Low-refractive-index and high-transmittance silicon oxide with a mixed phase of n-type microcrystalline silicon as intermediate reflector layers for tandem solar cells

Abstract

Low-refractive-index and high-transmittance silicon oxide (SiOx) with a mixed phase of n-type microcrystalline silicon was developed for intermediate reflector layers (IRLs) of high-efficiency amorphous Si and microcrystalline-Si tandem solar cells. The refractive index, crystalline fraction, and conductivity of the SiOx IRLs were characterized as functions of the deposition conditions. The SiOx films were prepared by plasma-enhanced chemical vapor deposition, at a high pressure of 9Torr and high hydrogen dilution ratio of 400, and using a narrow electrode gap of 12mm.
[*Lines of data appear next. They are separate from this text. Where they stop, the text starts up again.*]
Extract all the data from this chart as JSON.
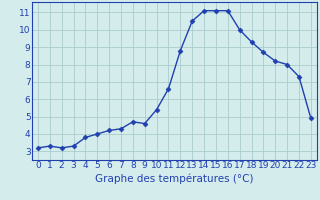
{
  "x": [
    0,
    1,
    2,
    3,
    4,
    5,
    6,
    7,
    8,
    9,
    10,
    11,
    12,
    13,
    14,
    15,
    16,
    17,
    18,
    19,
    20,
    21,
    22,
    23
  ],
  "y": [
    3.2,
    3.3,
    3.2,
    3.3,
    3.8,
    4.0,
    4.2,
    4.3,
    4.7,
    4.6,
    5.4,
    6.6,
    8.8,
    10.5,
    11.1,
    11.1,
    11.1,
    10.0,
    9.3,
    8.7,
    8.2,
    8.0,
    7.3,
    4.9
  ],
  "xlabel": "Graphe des températures (°C)",
  "xticks": [
    0,
    1,
    2,
    3,
    4,
    5,
    6,
    7,
    8,
    9,
    10,
    11,
    12,
    13,
    14,
    15,
    16,
    17,
    18,
    19,
    20,
    21,
    22,
    23
  ],
  "yticks": [
    3,
    4,
    5,
    6,
    7,
    8,
    9,
    10,
    11
  ],
  "ylim": [
    2.5,
    11.6
  ],
  "xlim": [
    -0.5,
    23.5
  ],
  "line_color": "#2040b0",
  "marker": "D",
  "marker_size": 2.5,
  "line_width": 1.0,
  "bg_color": "#d5ecec",
  "grid_color": "#aacccc",
  "label_color": "#2040b0",
  "xlabel_fontsize": 7.5,
  "tick_fontsize": 6.5
}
The films showed a refractive index of 1.85, crystalline fraction of ~50%, and conductivity of ~10−7S/cm. Furthermore, the transmittance of the films was more than 90% at wavelengths between 600nm and 1100nm. We present here the procedure to optimize the SiOx IRLs, which is to compare the changes in the top and bottom cells' current densities of the tandem solar cells fabricated with 10–20% thinner absorption layers. A stabilized efficiency of 11.12% and light-induced degradation of −9.3% could be achieved in a tandem module containing an optimized IRL by enhancing the top cell current. The SiOx IRLs developed and the optimization procedure discussed in this paper can be very useful for the fabrication of high-efficiency thin-film Si tandem modules.